Сначала разбрелись литературные пути. Есенин еще печатался в имажинистской «Гостинице для путешествующих в прекрасное», но поглядывал уже в сторону «мужиковствующих». Подолгу сидел он с Орешиным, Клычковым, Ширяевцем в подвальной комнатке «Стойла Пегаса».
Ссорились, кричали, пили.
Есенин желал вожаковать. В затеваемом журнале «Россияне» требовал:
– Диктатуры!
Орешин злостно и мрачно показывал ему шиш. Клычков скалил глаза и ненавидел многопудовым завистливым чувством.

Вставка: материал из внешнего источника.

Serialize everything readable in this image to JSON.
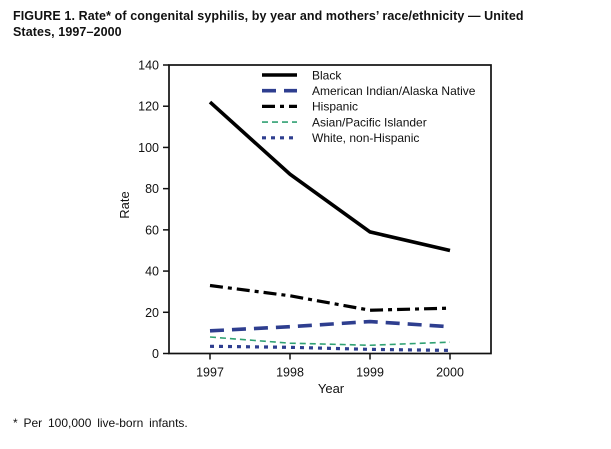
{
  "figure": {
    "title_line1": "FIGURE 1. Rate* of congenital syphilis, by year and mothers’ race/ethnicity — United",
    "title_line2": "States, 1997–2000",
    "footnote": "* Per 100,000 live-born infants."
  },
  "chart_data": {
    "type": "line",
    "title": "Rate of congenital syphilis, by year and mothers' race/ethnicity, United States, 1997-2000",
    "xlabel": "Year",
    "ylabel": "Rate",
    "x": [
      1997,
      1998,
      1999,
      2000
    ],
    "ylim": [
      0,
      140
    ],
    "yticks": [
      0,
      20,
      40,
      60,
      80,
      100,
      120,
      140
    ],
    "grid": false,
    "legend_position": "top-inside",
    "series": [
      {
        "name": "Black",
        "color": "#000000",
        "line_style": "solid",
        "line_width": 3.6,
        "values": [
          122,
          87,
          59,
          50
        ]
      },
      {
        "name": "American Indian/Alaska Native",
        "color": "#2e3e8f",
        "line_style": "dashed",
        "line_width": 3.6,
        "values": [
          11,
          13,
          15.5,
          13
        ]
      },
      {
        "name": "Hispanic",
        "color": "#000000",
        "line_style": "dash-dot",
        "line_width": 3.2,
        "values": [
          33,
          28,
          21,
          22
        ]
      },
      {
        "name": "Asian/Pacific Islander",
        "color": "#30a173",
        "line_style": "fine-dash",
        "line_width": 1.6,
        "values": [
          8,
          5,
          4,
          5.5
        ]
      },
      {
        "name": "White, non-Hispanic",
        "color": "#2e3e8f",
        "line_style": "dotted",
        "line_width": 3.2,
        "values": [
          3.5,
          3,
          2,
          1.5
        ]
      }
    ]
  }
}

Есенин уехал в Петербург и привез оттуда Николая Клюева. Клюев раскрывал пастырские объятия перед меньшими своими братьями по слову, троекратно лобызал в губы, называл Есенина Сереженькой и даже меня ласково гладил по колену, приговаривая:
– Олень! Олень!
Вздыхал об олонецкой избе и до закрытия, до четвертого часа ночи, каждодневно сидел в «Стойле Пегаса», среди скрипок, визжащих фокстроты, среди красногубой, пустосердечной толпы, отрыгивающей винным духом, пудрой «Леда» и мутными тверскобульварскими страстишками.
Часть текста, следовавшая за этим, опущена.